Cross, Sceilg Mhichíl, Co. Kerry
Co. Kerry |
On Skellig Michael, the great beehive huts and steeply terraced monastery tend to draw most of the attention, but resting against a wall to the south of the Monks' Graveyard is something far quieter and easier to overlook: a rough stone cross, incomplete, its proportions modest, its surface marked by a geological fault that was already there long before any monk picked up the stone.
The cross measures 0.85 metres long and 0.42 metres wide, and is only 0.06 metres thick, which makes it a fairly slight object by the standards of early medieval Irish stonework. One arm has broken off entirely, and beneath the surviving arm there is a rudimentary notch, the kind of simple shaping that defines the form without elaborating on it. What gives the stone an added layer of interest is a fault line running vertically through it, carrying with it some inclusions of quartz. The person who shaped this cross, or selected the raw stone for it, worked with a piece of material that was already fractured from within. Whether that fault contributed to the eventual loss of the arm is impossible to say, but it seems likely. The quartz would have caught what little light reaches this part of the island, small bright flecks in an otherwise sombre grey surface.

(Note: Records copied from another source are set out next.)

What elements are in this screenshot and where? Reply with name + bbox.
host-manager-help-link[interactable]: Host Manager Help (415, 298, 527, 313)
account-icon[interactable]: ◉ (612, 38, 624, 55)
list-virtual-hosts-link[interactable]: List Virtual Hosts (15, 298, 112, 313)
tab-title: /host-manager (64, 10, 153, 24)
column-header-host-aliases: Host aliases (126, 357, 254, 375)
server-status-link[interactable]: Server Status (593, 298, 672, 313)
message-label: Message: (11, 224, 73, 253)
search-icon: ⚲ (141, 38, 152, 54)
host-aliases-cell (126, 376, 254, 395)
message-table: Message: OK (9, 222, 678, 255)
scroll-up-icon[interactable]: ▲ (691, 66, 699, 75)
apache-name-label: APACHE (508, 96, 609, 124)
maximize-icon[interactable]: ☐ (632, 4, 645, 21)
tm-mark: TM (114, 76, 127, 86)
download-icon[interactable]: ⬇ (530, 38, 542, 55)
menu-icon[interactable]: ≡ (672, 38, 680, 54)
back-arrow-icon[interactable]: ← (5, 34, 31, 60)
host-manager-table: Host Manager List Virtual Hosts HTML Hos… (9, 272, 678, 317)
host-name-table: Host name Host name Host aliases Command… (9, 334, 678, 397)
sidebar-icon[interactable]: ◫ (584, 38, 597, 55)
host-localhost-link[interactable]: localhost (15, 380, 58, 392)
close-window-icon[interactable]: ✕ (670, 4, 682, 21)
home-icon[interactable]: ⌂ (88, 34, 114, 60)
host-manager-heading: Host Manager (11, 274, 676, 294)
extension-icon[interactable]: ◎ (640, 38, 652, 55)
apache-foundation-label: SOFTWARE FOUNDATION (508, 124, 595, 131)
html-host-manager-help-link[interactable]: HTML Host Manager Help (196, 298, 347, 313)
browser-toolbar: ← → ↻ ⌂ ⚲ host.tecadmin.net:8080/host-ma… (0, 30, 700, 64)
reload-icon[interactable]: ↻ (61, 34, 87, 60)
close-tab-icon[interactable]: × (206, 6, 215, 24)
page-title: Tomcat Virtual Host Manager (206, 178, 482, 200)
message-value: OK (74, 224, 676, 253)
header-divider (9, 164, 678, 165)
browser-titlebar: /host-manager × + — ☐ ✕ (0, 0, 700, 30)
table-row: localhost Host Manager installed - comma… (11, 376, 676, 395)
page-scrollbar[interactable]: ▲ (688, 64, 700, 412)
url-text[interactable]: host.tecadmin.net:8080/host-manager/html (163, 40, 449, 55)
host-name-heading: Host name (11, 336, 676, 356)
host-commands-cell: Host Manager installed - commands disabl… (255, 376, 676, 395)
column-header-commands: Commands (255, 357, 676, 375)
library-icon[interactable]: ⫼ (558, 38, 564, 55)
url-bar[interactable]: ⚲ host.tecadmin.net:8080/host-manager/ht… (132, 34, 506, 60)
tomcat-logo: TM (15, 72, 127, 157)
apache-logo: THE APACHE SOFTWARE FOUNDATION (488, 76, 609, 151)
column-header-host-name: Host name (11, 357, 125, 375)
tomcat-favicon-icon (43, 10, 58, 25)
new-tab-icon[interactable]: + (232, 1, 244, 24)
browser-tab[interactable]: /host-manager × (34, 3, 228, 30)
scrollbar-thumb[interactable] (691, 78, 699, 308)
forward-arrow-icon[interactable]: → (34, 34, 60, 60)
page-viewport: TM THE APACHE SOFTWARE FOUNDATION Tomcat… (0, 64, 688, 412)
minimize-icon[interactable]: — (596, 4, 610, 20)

The cross sits on the wall bordering the graveyard where the monks of Sceilg Mhichíl were buried, a community that maintained a presence on this Atlantic rock from around the sixth or seventh century until the twelfth. Objects like this one, rough and functional rather than elaborately carved, are a reminder that not everything made in that period was intended to impress. Some things were simply made to mark, to signal, to endure.